Nessun sentimento è più ricco di varianti dell'angoscia. E cosi all'angoscia della morte si accompagna quella della vita. L'angoscia di fronte alle responsabilità è la più spirituale fra tutte quelle a cui Goethe era soggetto per la sua natura. Essa è un motivo dell'atteggiamento conservatore che ebbe verso la politica, verso la società e verso la letteratura. Essa è la radice dell'omissione nella sua vita erotica. È certo che essa ha determinato anche la sua interpretazione delle Affinità elettive per cui il tragico esiste solo nella vita del personaggio drammatico, cioè della persona che si rappresenta; mai in quella dell'uomo.
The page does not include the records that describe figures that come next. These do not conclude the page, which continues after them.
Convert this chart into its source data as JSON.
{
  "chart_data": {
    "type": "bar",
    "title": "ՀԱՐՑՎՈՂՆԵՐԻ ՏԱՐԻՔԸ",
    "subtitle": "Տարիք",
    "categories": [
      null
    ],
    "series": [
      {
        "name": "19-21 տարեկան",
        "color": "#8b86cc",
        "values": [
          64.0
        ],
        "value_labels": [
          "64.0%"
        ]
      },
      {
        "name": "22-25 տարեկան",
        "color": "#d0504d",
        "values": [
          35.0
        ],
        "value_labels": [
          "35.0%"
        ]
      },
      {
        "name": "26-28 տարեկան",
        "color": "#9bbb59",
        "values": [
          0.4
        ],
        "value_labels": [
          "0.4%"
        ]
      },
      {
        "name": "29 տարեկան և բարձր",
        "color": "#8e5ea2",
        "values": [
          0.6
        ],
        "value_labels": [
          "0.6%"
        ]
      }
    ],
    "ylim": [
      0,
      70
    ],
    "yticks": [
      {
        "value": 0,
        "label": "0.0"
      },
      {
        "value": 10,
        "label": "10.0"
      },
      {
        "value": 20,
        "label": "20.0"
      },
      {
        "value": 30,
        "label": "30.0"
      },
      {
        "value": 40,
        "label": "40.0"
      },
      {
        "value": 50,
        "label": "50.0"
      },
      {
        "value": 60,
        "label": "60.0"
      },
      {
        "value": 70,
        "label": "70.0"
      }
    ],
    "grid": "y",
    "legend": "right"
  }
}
E meno che mai in quella quietistica di Goethe, dove mancano quasi del tutto momenti di rappresentazione."


Citazioni

  • Un uomo che si vanta di non cambiare mai opinione è uno che si impegna a camminare sempre in linea retta, un cretino che crede all'infallibilità. In realtà, non esistono principi, ci sono soltanto avvenimenti; non esistono leggi, ci sono soltanto circostanze: l'uomo superiore sposa gli avvenimenti e le circostanze per guidarli.
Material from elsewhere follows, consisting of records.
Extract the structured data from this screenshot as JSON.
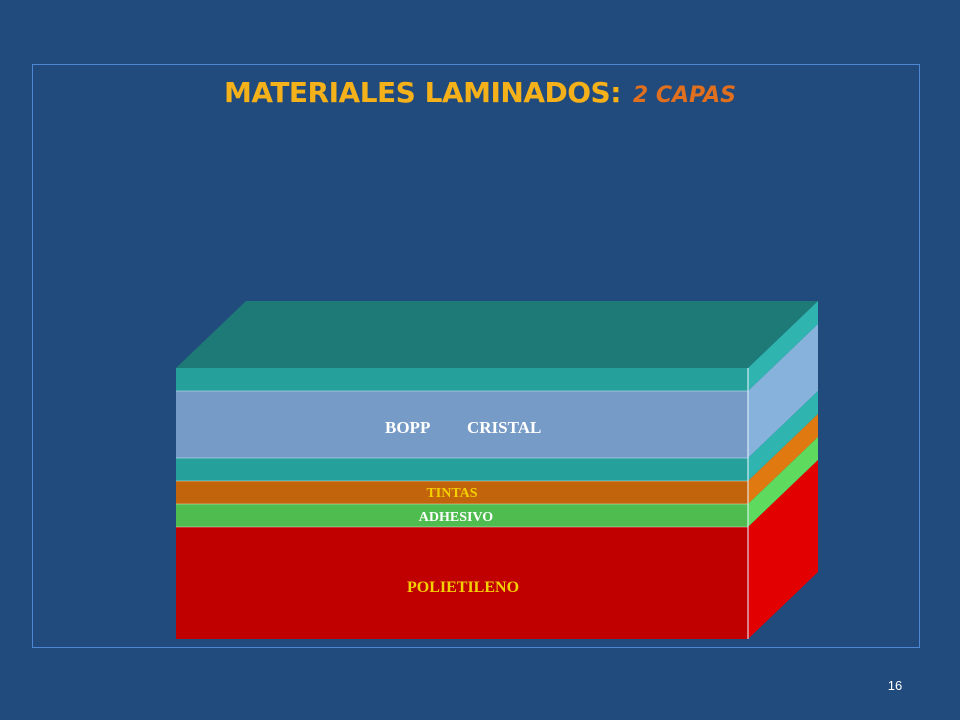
{
  "title": {
    "main": "MATERIALES LAMINADOS:",
    "sub": "2 CAPAS"
  },
  "layers": {
    "bopp": {
      "label_a": "BOPP",
      "label_b": "CRISTAL"
    },
    "tintas": {
      "label": "TINTAS"
    },
    "adhesivo": {
      "label": "ADHESIVO"
    },
    "polietileno": {
      "label": "POLIETILENO"
    }
  },
  "colors": {
    "background": "#214a7d",
    "title": "#f5b119",
    "subtitle": "#e06f1e",
    "top_face": "#1e7a77",
    "teal_layer": "#25a09b",
    "bopp_layer": "#769bc6",
    "tintas_layer": "#c2640c",
    "adhesivo_layer": "#4fbc4f",
    "polietileno_layer": "#c00000"
  },
  "page_number": "16"
}
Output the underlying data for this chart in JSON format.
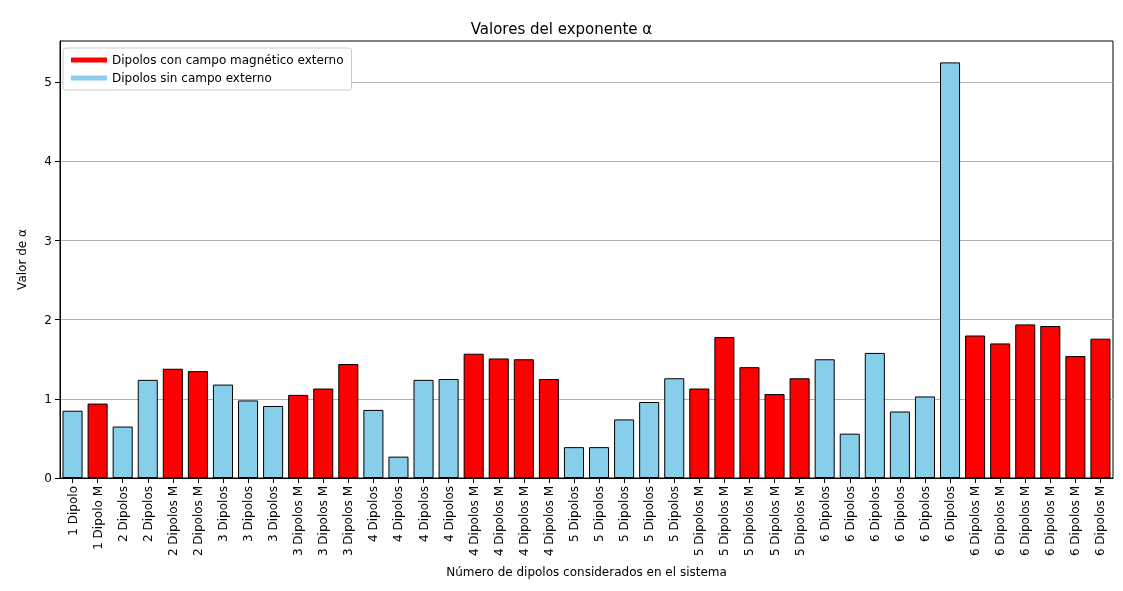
{
  "chart_data": {
    "type": "bar",
    "title": "Valores del exponente α",
    "xlabel": "Número de dipolos considerados en el sistema",
    "ylabel": "Valor de α",
    "categories": [
      "1 Dipolo",
      "1 Dipolo M",
      "2 Dipolos",
      "2 Dipolos",
      "2 Dipolos M",
      "2 Dipolos M",
      "3 Dipolos",
      "3 Dipolos",
      "3 Dipolos",
      "3 Dipolos M",
      "3 Dipolos M",
      "3 Dipolos M",
      "4 Dipolos",
      "4 Dipolos",
      "4 Dipolos",
      "4 Dipolos",
      "4 Dipolos M",
      "4 Dipolos M",
      "4 Dipolos M",
      "4 Dipolos M",
      "5 Dipolos",
      "5 Dipolos",
      "5 Dipolos",
      "5 Dipolos",
      "5 Dipolos",
      "5 Dipolos M",
      "5 Dipolos M",
      "5 Dipolos M",
      "5 Dipolos M",
      "5 Dipolos M",
      "6 Dipolos",
      "6 Dipolos",
      "6 Dipolos",
      "6 Dipolos",
      "6 Dipolos",
      "6 Dipolos",
      "6 Dipolos M",
      "6 Dipolos M",
      "6 Dipolos M",
      "6 Dipolos M",
      "6 Dipolos M",
      "6 Dipolos M"
    ],
    "series": [
      {
        "name": "Dipolos con campo magnético externo",
        "color": "#ff0000",
        "values": [
          null,
          0.94,
          null,
          null,
          1.38,
          1.35,
          null,
          null,
          null,
          1.05,
          1.13,
          1.44,
          null,
          null,
          null,
          null,
          1.57,
          1.51,
          1.5,
          1.25,
          null,
          null,
          null,
          null,
          null,
          1.13,
          1.78,
          1.4,
          1.06,
          1.26,
          null,
          null,
          null,
          null,
          null,
          null,
          1.8,
          1.7,
          1.94,
          1.92,
          1.54,
          1.76
        ]
      },
      {
        "name": "Dipolos sin campo externo",
        "color": "#87ceeb",
        "values": [
          0.85,
          null,
          0.65,
          1.24,
          null,
          null,
          1.18,
          0.98,
          0.91,
          null,
          null,
          null,
          0.86,
          0.27,
          1.24,
          1.25,
          null,
          null,
          null,
          null,
          0.39,
          0.39,
          0.74,
          0.96,
          1.26,
          null,
          null,
          null,
          null,
          null,
          1.5,
          0.56,
          1.58,
          0.84,
          1.03,
          5.25,
          null,
          null,
          null,
          null,
          null,
          null
        ]
      }
    ],
    "ylim": [
      0,
      5.52
    ],
    "yticks": [
      0,
      1,
      2,
      3,
      4,
      5
    ],
    "grid": "y",
    "legend": "top left"
  }
}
  • Una parola schietta è terribile, quando d'improvviso rivela ciò che il cuore da tanto si permette.
  • Per fortuna, l'essere umano riesce a concepire solo un determinato grado di sventura; quel che va oltre lo distrugge o lo lascia indifferente. Ci sono situazioni in cui paura e speranza si fondono, si elidono vicendevolmente e sfumano in una cupa insensibilità. Come potremmo altrimenti sapere i nostri cari lontani in costante pericolo eppure tirare avanti ugualmente con la nostra solita vita quotidiana?
  • Qualunque idea ci si faccia di se stessi, ci si figura sempre vedenti. Io credo che l'essere umano sogni solo per non smettere di vedere. E potrebbe anche darsi che la luce interiore fuoriesca un giorno da noi così da non averne bisogno d'altra.
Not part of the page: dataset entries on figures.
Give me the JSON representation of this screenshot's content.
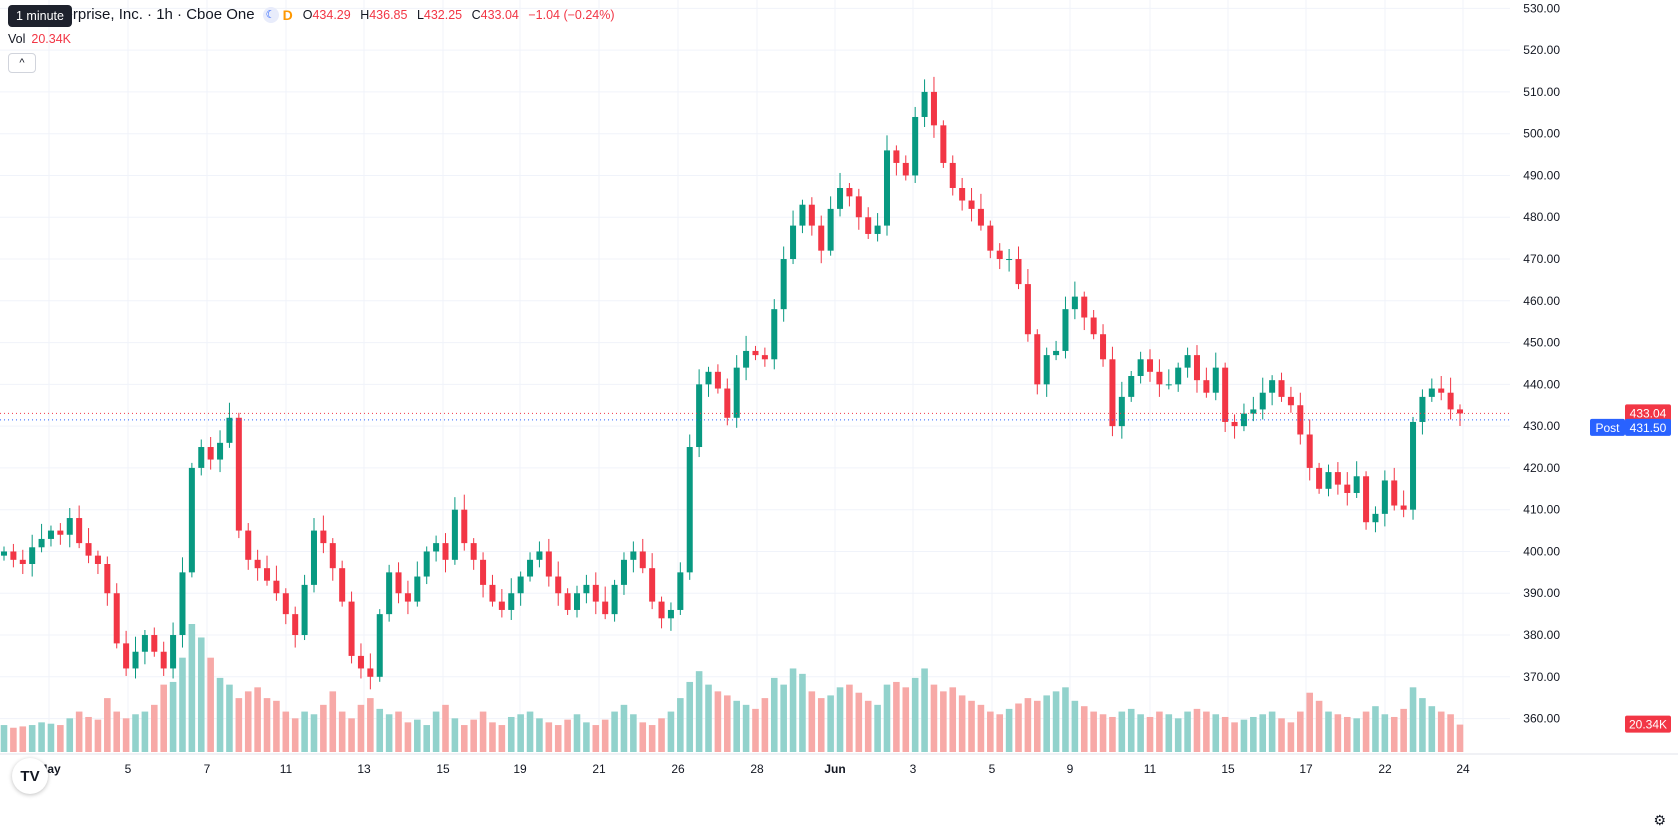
{
  "header": {
    "tooltip": "1 minute",
    "title": "Enterprise, Inc. · 1h · Cboe One",
    "ohlc": {
      "o_label": "O",
      "o": "434.29",
      "h_label": "H",
      "h": "436.85",
      "l_label": "L",
      "l": "432.25",
      "c_label": "C",
      "c": "433.04",
      "change": "−1.04 (−0.24%)"
    },
    "vol_label": "Vol",
    "vol_value": "20.34K",
    "collapse_icon": "^",
    "d_badge": "D"
  },
  "colors": {
    "up": "#089981",
    "down": "#f23645",
    "up_vol": "#92d2cc",
    "down_vol": "#f7a9a7",
    "post": "#2962ff"
  },
  "chart_data": {
    "type": "candlestick",
    "y_ticks": [
      "360.00",
      "370.00",
      "380.00",
      "390.00",
      "400.00",
      "410.00",
      "420.00",
      "430.00",
      "440.00",
      "450.00",
      "460.00",
      "470.00",
      "480.00",
      "490.00",
      "500.00",
      "510.00",
      "520.00",
      "530.00"
    ],
    "x_ticks": [
      "May",
      "5",
      "7",
      "11",
      "13",
      "15",
      "19",
      "21",
      "26",
      "28",
      "Jun",
      "3",
      "5",
      "9",
      "11",
      "15",
      "17",
      "22",
      "24"
    ],
    "price_labels": {
      "last": "433.04",
      "post_label": "Post",
      "post": "431.50",
      "volume": "20.34K"
    },
    "last_price": 433.04,
    "post_price": 431.5,
    "ylim": [
      352,
      532
    ],
    "closes": [
      400,
      398,
      397,
      401,
      403,
      405,
      404,
      408,
      402,
      399,
      397,
      390,
      378,
      372,
      376,
      380,
      376,
      372,
      380,
      395,
      420,
      425,
      422,
      426,
      432,
      405,
      398,
      396,
      393,
      390,
      385,
      380,
      392,
      405,
      402,
      396,
      388,
      375,
      372,
      370,
      385,
      395,
      390,
      388,
      394,
      400,
      402,
      398,
      410,
      402,
      398,
      392,
      388,
      386,
      390,
      394,
      398,
      400,
      394,
      390,
      386,
      390,
      392,
      388,
      385,
      392,
      398,
      400,
      396,
      388,
      384,
      386,
      395,
      425,
      440,
      443,
      439,
      432,
      444,
      448,
      447,
      446,
      458,
      470,
      478,
      483,
      478,
      472,
      482,
      487,
      485,
      480,
      476,
      478,
      496,
      493,
      490,
      504,
      510,
      502,
      493,
      487,
      484,
      482,
      478,
      472,
      470,
      470,
      464,
      452,
      440,
      447,
      448,
      458,
      461,
      456,
      452,
      446,
      430,
      437,
      442,
      446,
      443,
      440,
      440,
      444,
      447,
      441,
      438,
      444,
      431,
      430,
      433,
      434,
      438,
      441,
      437,
      435,
      428,
      420,
      415,
      419,
      416,
      414,
      418,
      407,
      409,
      417,
      411,
      410,
      431,
      437,
      439,
      438,
      434,
      433.04
    ],
    "volumes": [
      20,
      18,
      19,
      20,
      22,
      21,
      20,
      25,
      30,
      26,
      24,
      40,
      30,
      25,
      28,
      30,
      35,
      50,
      52,
      70,
      95,
      85,
      70,
      55,
      50,
      40,
      45,
      48,
      40,
      38,
      30,
      25,
      30,
      28,
      35,
      45,
      30,
      25,
      35,
      40,
      32,
      28,
      30,
      22,
      24,
      20,
      30,
      35,
      25,
      20,
      24,
      30,
      22,
      20,
      26,
      28,
      30,
      25,
      22,
      20,
      24,
      28,
      22,
      20,
      24,
      30,
      35,
      28,
      22,
      20,
      25,
      30,
      40,
      52,
      60,
      50,
      45,
      42,
      38,
      35,
      32,
      40,
      55,
      50,
      62,
      58,
      45,
      40,
      42,
      48,
      50,
      44,
      38,
      35,
      50,
      52,
      48,
      55,
      62,
      50,
      45,
      48,
      42,
      38,
      35,
      30,
      28,
      32,
      36,
      40,
      38,
      42,
      45,
      48,
      38,
      34,
      30,
      28,
      26,
      30,
      32,
      28,
      26,
      30,
      28,
      25,
      30,
      32,
      30,
      28,
      26,
      22,
      24,
      26,
      28,
      30,
      25,
      22,
      30,
      44,
      38,
      30,
      28,
      26,
      25,
      30,
      34,
      28,
      26,
      32,
      48,
      40,
      34,
      30,
      28,
      20.34
    ]
  }
}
  • Nella lontananza dell'oggetto amato ci sembra di diventare tanto più padroni di noi stessi, quanto più forte è il nostro amore, perché costringiamo interiormente tutta la forza della passione che si espandeva verso l'esterno; ma quanto rapidamente siam subito strappati da questo errore, quando colui al quale credevamo ormai di avere rinunciato, all'improvviso ci sta innanzi di nuovo, indispensabile.